I never really understood the point of ‘falling in love’ and I could never see the difference between platonic love and  romantic love. I just saw love as love and as a sexual person told myself that actual love between a romantic couple was just the same love between friends but paired with sexual attraction. When asked if I would marry without being ‘in love’ I responded yes because I know that I can love someone intensely, be intimate emotionally, physically and sexually and spend my life growing with this person without being in love with them. N.B. As a sexual person I still want my sexual relations to be within a committed relationship. I just want that connection with someone because I love being close and intimate. Without this real love, the romantic relationship would just be based on chemical reactions in the brain and there would be no true love where you choose to love someone unconditionally and be there for them no matter what. Basically we are to love all people the same. People prioritizing romantic relationships over those they have with friends and family never made sense to me. My romantic homosexual brother keeps saying that he needs someone to love him and that he needs to find love etc…and all the other dumb amatonormative phrases and I’m annoyed to hear all of them. Why not focus on your friends and family? When I read The Thinking Aro’s post on relationship anarchy I realized I always felt that way.

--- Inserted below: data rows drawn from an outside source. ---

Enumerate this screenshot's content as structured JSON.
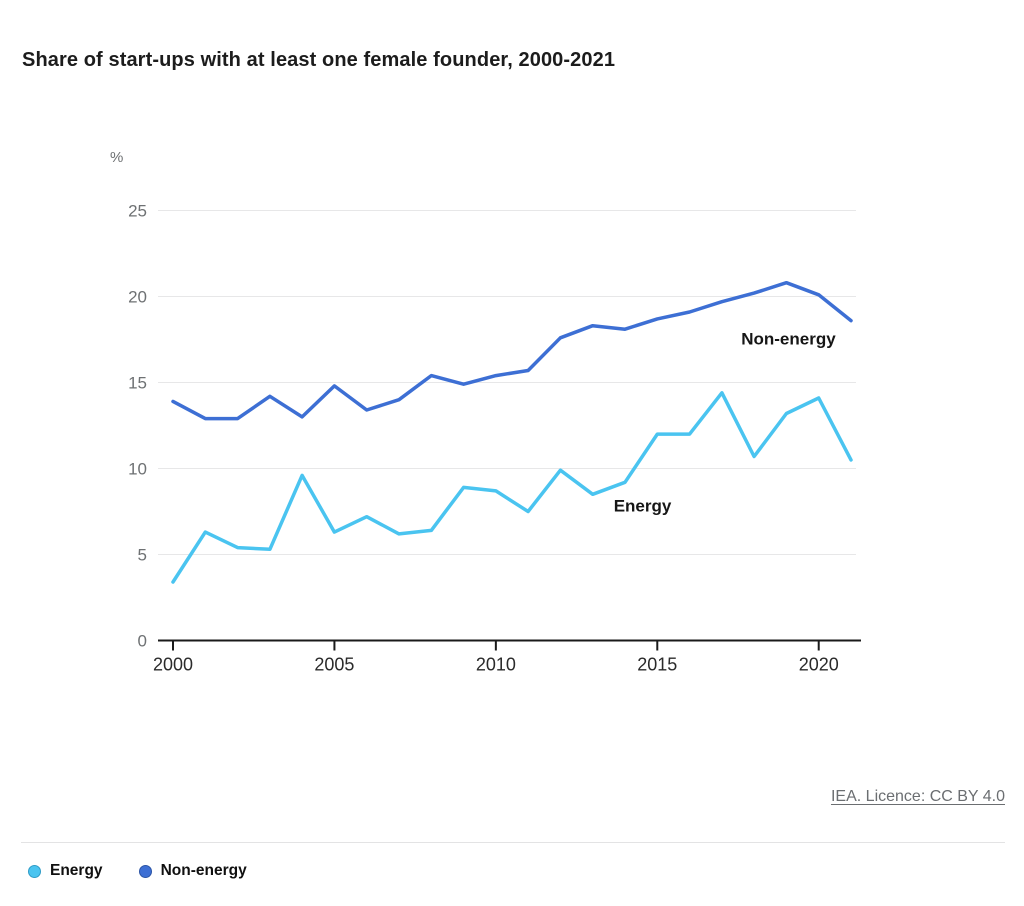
{
  "title": "Share of start-ups with at least one female founder, 2000-2021",
  "chart_data": {
    "type": "line",
    "title": "Share of start-ups with at least one female founder, 2000-2021",
    "ylabel": "%",
    "xlabel": "",
    "grid": true,
    "xlim": [
      2000,
      2021
    ],
    "ylim": [
      0,
      25
    ],
    "xticks": [
      2000,
      2005,
      2010,
      2015,
      2020
    ],
    "yticks": [
      0,
      5,
      10,
      15,
      20,
      25
    ],
    "x": [
      2000,
      2001,
      2002,
      2003,
      2004,
      2005,
      2006,
      2007,
      2008,
      2009,
      2010,
      2011,
      2012,
      2013,
      2014,
      2015,
      2016,
      2017,
      2018,
      2019,
      2020,
      2021
    ],
    "series": [
      {
        "name": "Energy",
        "color": "#4ac4f0",
        "values": [
          3.4,
          6.3,
          5.4,
          5.3,
          9.6,
          6.3,
          7.2,
          6.2,
          6.4,
          8.9,
          8.7,
          7.5,
          9.9,
          8.5,
          9.2,
          12.0,
          12.0,
          14.4,
          10.7,
          13.2,
          14.1,
          10.5
        ]
      },
      {
        "name": "Non-energy",
        "color": "#3d6fd4",
        "values": [
          13.9,
          12.9,
          12.9,
          14.2,
          13.0,
          14.8,
          13.4,
          14.0,
          15.4,
          14.9,
          15.4,
          15.7,
          17.6,
          18.3,
          18.1,
          18.7,
          19.1,
          19.7,
          20.2,
          20.8,
          20.1,
          18.6
        ]
      }
    ],
    "annotations": [
      {
        "text": "Energy",
        "year": 2013.65,
        "value": 7.5
      },
      {
        "text": "Non-energy",
        "year": 2017.6,
        "value": 17.2
      }
    ],
    "legend_position": "bottom-left"
  },
  "legend": {
    "items": [
      {
        "label": "Energy",
        "color": "#4ac4f0",
        "border": "#2f9cc7"
      },
      {
        "label": "Non-energy",
        "color": "#3d6fd4",
        "border": "#2c55a6"
      }
    ]
  },
  "footer": {
    "licence_text": "IEA. Licence: CC BY 4.0"
  },
  "colors": {
    "axis": "#1a1a1a",
    "gridline": "#e7e7e8",
    "y_tick_label": "#6e7173",
    "x_tick_label": "#2b2b2b",
    "annotation": "#161616",
    "title": "#1c1c1c",
    "licence": "#6b6e71"
  }
}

When I learned about amatonormativity, aromanticism, queerplatonic relationships and relationship anarchy a few days ago I felt like something clicked and I’ve been conflicted within myself and asking myself questions everysince. I’m single right now for several reasons: I’m actually a Christian and I’m waiting to meet someone that sort of shares my beliefs to settle down with, I’m testing myself to see if I am capable of falling in love without any pressure or other factors screwing with my judgement. I don’t see a need for a romantic relationship if I can have this intimacy with a friend.